When you've got a new career, student loans and decisions to make about whether to rent an apartment or buy a home, trying to decide whether a traditional IRA is right for you might be the last thing on your mind. Still, you know you're going to have to deal with it sooner or later. You might as well go ahead and weigh the pros and cons and get it over with.
Tax Deductible Contributions
If you're looking for a quick and easy way to cut your current income tax bill, a traditional IRA might just be the answer. Every dollar you contribute to a traditional IRA is tax-deductible, up to a maximum of $5,000 per year as of the 2012 tax year. If both you and your spouse each makes the maximum allowed contribution and you file a joint return, you can write off up to $10,000. If you are in a 28 percent tax bracket, that'll save you $2,800 in current income taxes.
Tax Deferred Growth
Investments held in your traditional IRA grow tax-deferred as long as they remain in the account. Since you don't have to pay taxes on the growth, you have more money to earn money. It's like compound interest on steroids. For example, a $10,000 CD paying 5 percent interest in a regular account would earn $500 in one year, but if you're in a 28 percent tax bracket you'd be left with only $360 after taxes. If that same $10,000 CD was in your traditional IRA, the entire $500 would be available to continue earning interest.
When it comes to traditional IRAs, the Internal Revenue Service has a "pay-me-now-or-pay-me-later" attitude.

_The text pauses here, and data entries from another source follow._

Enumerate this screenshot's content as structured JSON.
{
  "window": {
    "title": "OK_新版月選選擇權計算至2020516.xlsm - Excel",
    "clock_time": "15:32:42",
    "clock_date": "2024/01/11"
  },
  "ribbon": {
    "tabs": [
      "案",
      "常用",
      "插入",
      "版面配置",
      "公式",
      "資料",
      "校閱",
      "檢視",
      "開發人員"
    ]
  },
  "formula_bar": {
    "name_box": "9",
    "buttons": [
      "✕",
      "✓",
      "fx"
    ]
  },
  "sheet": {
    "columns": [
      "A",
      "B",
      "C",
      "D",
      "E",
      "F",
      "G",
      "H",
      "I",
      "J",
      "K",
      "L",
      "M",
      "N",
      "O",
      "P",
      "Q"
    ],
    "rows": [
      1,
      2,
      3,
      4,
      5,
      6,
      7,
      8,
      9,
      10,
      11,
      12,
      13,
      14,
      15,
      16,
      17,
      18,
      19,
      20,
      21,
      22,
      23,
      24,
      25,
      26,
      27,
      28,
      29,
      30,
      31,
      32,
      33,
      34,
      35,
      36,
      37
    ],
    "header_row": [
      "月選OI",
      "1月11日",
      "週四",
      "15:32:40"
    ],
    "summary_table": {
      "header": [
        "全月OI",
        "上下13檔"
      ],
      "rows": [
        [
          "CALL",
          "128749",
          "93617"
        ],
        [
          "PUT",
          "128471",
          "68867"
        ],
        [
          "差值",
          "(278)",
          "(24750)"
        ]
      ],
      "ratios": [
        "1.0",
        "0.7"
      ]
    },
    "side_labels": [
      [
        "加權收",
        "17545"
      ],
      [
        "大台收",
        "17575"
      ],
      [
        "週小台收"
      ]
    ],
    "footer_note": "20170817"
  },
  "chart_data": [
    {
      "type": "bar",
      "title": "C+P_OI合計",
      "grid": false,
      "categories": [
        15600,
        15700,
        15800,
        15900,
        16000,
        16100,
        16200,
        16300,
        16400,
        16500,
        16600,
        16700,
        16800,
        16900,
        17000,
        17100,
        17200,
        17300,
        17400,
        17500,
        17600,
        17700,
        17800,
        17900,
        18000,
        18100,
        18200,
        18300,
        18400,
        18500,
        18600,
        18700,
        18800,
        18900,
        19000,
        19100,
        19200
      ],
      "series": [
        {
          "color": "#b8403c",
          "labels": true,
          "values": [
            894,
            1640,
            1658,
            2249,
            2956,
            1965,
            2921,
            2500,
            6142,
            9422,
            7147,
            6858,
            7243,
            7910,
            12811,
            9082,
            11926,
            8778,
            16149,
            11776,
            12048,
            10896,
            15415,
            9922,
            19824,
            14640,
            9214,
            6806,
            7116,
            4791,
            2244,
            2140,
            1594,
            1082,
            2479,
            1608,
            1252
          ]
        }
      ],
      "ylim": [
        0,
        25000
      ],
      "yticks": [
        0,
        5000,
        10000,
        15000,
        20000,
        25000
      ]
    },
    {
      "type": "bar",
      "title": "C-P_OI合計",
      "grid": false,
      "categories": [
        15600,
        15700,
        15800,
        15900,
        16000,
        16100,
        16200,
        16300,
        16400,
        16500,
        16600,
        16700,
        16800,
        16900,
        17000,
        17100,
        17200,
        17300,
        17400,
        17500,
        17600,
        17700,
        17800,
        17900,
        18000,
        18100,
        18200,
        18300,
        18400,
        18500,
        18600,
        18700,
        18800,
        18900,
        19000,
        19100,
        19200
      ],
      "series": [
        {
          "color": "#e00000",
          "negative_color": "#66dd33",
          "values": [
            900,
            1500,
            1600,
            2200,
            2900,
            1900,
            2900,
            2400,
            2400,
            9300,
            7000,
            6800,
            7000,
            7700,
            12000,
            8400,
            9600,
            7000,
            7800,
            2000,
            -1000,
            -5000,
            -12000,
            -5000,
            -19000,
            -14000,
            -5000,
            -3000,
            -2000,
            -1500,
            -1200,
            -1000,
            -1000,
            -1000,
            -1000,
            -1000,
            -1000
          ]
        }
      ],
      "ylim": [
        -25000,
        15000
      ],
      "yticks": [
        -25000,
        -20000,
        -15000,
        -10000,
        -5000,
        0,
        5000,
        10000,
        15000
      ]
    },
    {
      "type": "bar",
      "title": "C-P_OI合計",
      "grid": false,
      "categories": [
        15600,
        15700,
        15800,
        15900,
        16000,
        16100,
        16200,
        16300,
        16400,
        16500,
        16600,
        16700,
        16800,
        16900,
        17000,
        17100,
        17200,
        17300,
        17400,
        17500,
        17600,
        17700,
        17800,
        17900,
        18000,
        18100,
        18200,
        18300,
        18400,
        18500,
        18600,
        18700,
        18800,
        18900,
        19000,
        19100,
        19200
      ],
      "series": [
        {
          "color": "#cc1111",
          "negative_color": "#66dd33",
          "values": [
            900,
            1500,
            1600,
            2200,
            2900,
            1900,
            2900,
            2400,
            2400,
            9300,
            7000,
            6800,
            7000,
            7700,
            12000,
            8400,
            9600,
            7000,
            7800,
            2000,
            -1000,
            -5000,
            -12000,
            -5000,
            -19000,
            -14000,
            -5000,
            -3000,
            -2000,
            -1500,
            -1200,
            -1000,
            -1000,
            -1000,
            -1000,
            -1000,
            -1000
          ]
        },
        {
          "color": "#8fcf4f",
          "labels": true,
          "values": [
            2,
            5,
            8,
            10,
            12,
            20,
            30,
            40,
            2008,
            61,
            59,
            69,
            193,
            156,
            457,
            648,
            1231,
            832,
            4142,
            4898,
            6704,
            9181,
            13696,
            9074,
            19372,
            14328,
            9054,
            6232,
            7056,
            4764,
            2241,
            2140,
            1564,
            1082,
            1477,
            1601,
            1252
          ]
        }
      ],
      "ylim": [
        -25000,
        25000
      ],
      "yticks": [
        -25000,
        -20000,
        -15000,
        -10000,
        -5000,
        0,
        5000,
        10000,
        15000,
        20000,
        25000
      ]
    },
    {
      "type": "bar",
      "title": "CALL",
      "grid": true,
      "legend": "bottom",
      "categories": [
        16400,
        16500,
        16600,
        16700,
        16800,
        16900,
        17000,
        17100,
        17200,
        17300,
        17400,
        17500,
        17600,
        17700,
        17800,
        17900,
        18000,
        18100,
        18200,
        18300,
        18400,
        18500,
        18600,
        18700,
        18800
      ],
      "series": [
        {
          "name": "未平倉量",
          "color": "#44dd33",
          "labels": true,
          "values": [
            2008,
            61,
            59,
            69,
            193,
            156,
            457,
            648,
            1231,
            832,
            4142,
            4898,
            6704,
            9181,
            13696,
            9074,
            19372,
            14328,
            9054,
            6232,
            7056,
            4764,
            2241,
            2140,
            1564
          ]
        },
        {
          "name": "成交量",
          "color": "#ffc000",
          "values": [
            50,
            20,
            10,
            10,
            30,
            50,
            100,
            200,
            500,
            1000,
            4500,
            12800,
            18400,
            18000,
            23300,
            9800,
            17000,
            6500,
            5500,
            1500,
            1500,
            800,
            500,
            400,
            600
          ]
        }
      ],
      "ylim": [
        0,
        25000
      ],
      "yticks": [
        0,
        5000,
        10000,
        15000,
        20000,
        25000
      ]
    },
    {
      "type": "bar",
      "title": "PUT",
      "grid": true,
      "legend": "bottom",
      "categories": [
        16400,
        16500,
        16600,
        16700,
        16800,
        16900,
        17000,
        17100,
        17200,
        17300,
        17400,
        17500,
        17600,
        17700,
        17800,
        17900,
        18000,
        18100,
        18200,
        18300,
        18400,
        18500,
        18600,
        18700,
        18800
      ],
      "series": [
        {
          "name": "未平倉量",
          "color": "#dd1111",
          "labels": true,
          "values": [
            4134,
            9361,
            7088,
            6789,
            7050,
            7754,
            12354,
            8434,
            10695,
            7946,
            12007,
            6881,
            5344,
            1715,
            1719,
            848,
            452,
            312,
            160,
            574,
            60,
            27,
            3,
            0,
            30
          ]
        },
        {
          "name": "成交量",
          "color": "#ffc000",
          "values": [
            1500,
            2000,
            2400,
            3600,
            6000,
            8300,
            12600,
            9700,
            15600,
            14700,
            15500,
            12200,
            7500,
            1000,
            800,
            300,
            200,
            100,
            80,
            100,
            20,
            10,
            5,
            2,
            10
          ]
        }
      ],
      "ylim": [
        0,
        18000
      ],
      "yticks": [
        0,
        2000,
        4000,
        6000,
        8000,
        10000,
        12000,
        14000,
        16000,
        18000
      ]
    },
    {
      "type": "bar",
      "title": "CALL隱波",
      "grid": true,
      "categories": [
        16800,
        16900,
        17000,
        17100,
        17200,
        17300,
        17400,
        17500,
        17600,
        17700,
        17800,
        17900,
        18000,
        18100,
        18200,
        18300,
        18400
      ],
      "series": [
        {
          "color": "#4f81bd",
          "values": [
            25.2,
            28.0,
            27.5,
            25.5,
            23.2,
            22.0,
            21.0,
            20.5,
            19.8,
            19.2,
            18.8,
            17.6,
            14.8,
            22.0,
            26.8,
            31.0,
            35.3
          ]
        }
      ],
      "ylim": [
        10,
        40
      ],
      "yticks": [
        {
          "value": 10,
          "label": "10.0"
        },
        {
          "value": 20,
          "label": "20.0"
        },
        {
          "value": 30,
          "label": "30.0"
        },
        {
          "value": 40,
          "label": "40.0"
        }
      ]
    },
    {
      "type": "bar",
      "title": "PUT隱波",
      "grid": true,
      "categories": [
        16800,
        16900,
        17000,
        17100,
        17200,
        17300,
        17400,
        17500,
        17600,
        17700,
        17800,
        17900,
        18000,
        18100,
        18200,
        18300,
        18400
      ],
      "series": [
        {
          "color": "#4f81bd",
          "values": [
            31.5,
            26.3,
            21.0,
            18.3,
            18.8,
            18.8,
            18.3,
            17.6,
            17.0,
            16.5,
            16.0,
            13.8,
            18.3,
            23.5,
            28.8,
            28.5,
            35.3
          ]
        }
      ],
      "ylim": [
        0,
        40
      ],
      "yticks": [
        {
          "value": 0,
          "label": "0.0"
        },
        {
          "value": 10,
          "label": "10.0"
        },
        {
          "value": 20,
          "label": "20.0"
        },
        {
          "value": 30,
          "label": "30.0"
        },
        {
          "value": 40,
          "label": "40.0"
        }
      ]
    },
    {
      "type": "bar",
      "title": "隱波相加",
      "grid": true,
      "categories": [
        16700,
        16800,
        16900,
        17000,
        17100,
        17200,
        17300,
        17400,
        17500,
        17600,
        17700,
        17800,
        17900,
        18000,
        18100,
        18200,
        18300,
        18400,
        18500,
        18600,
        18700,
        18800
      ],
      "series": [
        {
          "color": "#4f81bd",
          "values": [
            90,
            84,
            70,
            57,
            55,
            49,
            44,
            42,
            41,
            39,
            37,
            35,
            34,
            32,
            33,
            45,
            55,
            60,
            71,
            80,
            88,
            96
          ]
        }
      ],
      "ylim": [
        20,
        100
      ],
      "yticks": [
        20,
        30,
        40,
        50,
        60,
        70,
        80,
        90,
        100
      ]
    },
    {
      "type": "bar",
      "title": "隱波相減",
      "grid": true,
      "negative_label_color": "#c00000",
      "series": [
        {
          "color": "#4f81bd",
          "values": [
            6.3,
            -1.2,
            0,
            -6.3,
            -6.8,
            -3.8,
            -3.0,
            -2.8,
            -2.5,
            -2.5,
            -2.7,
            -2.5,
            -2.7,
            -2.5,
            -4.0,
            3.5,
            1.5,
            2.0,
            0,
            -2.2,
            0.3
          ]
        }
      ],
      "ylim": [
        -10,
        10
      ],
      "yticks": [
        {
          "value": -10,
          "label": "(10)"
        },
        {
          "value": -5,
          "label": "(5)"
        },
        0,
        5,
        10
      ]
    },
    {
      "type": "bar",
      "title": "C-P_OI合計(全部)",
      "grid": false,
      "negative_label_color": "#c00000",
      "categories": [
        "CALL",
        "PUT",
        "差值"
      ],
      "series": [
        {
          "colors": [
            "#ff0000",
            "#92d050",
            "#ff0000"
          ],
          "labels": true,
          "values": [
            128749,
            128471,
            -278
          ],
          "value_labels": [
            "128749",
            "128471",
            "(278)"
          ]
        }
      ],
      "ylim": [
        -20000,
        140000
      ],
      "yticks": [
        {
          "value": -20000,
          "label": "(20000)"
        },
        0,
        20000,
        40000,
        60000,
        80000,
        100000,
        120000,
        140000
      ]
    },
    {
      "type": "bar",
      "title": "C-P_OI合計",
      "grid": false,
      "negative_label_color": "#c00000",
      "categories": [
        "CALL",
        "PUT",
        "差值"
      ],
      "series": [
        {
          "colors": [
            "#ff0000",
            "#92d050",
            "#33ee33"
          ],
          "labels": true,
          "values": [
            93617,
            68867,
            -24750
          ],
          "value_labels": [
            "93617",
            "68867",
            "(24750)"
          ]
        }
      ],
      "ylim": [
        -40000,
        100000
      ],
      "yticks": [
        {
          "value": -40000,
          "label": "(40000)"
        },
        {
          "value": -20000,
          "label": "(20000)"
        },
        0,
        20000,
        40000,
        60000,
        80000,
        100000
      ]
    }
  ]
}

You get a tax deduction when you make your contributions, and your investments grow tax-deferred, but all withdrawals are taxed as ordinary income at your tax rate as of that time. If you contributed when you were in a 15 percent tax bracket but take withdrawals when you are in a 35 percent tax bracket, you'll have to pay taxes at the higher rate.
Congress intended individual retirement accounts to be just that -- retirement accounts. That means your money is there for the long haul. As long as you don't start taking withdrawals until you reach retirement age, 59 1/2 years as of the 2012 tax year, there's no problem. If you decide to withdraw money before then, not only will you owe ordinary income tax on it, but the IRS will also hit you with an additional 10 percent early withdrawal penalty.